Fancy restaurants also tend to serve tacos.
There is a club called Esquivel that has a taquería inside near the dance floor called Mucha Muchacha. That’s pretty fucking new… let’s see how long it lasts.
And I barely even scratched the surface of how many tacos there are. Much less how much food you can fucking eat.
There are secret foods as well.
I’ve actually only seen this one once… and that was before I even lived here. The morning mariscos.
Apparently, the corner of 11th and Negrete (or somewhere around there) there is a little shop that sells only caldo de mariscos (seafood broth) from 2 a.m. to 5 a.m. to drunk people.
I was there once years ago when I was still living in LA. I wasn’t hungry for seafood soup… so I didn’t order.
But there was a long line to order and a wedding arrived at the scene. I was too drunk to recall details, just thinking “this is fucking insanity.”
I haven’t tried to get that seafood soup… but have heard it from uber drivers and others about the place. And supposedly, the main guy died, left the place to his sons and it’s not the same as before.
Other secret or weird foods… a liquor store called El Oasis. They recently remodeled it… but it’s like a house that is also a store, that is also a restaurant…
That sells giant ass clamatos and beer with whatever ingredient you want in the big gulp glasses from 7-Eleven. Two parrots sit inside the store annoying the fuck out of the customers.
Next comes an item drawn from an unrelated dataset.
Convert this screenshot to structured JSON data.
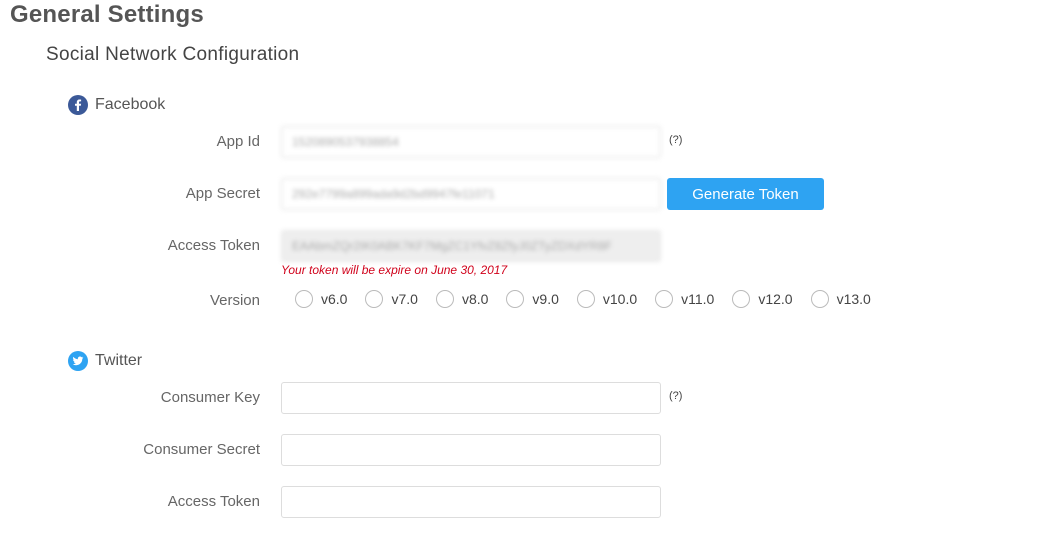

My clamato with beer is using cheat codes. Right downstairs from my apartments sits Israel “el Buzito” son of El Buzo (or scuba diver).
He has been selling ceviche tostadas and seafood cocktails in the corner below my apartment since the 80s. It was his dad’s business, which Israel told me that grew to several restaurants, but finally ended up closing to just ending up in the same corner.
His dad was an alcoholic, hence the name “Buzo,” because scuba divers are always underwater, which apparently means he was always drunk.
Israel is the complete opposite. He is a Christian gentleman that works hard to support his family in his little food cart.
And this is where the magical clamato is.
I get a caguamón of Tecate in the corner store and get a shrimp cocktail from Buzo (sometimes with clam and octopus, sometimes just shrimp). Eat a bit of the shrimp cocktail, then fill with beer, rinse and repeat.
Thanks, Chad. I think he originally did this and I just perfected it.
That’s one of the best breakfasts you can have on a hot day. Buzo told me where to pick-up the shrimp he uses…
On Calle Sexta, there are a bunch of fish stores… like three straight blocks of just fish. He says the Chinese have the best and biggest shrimp at the best price. His shrimp cocktail usually has nice big shrimp.
Today. Today is fried chicken Friday at Voodoo Stu’s. Dude that comes from Atlanta, married a Tijuana girl and has southern comfort food and gumbo shack in the art alley. Not sure how much longer he will last there either. This week, he is only opening today. He opens less than 6 days a month. Not sure how he stays in business. But I love it there and his chicken is fantastic. His side veggies always make me feel like I ate healthy hearty homemade southern food, or at least I like to deceive my mind to think so.
Today. I’m also hoping to play some tennis and maybe get a picture I took of tacos printed. Yep. Someone asked me for a poster-sized print of pictures of tacos.
The taco cover comes out soon.
And I have much work to do.
A bunch of photography work. A bunch of writing. And a tour at some point.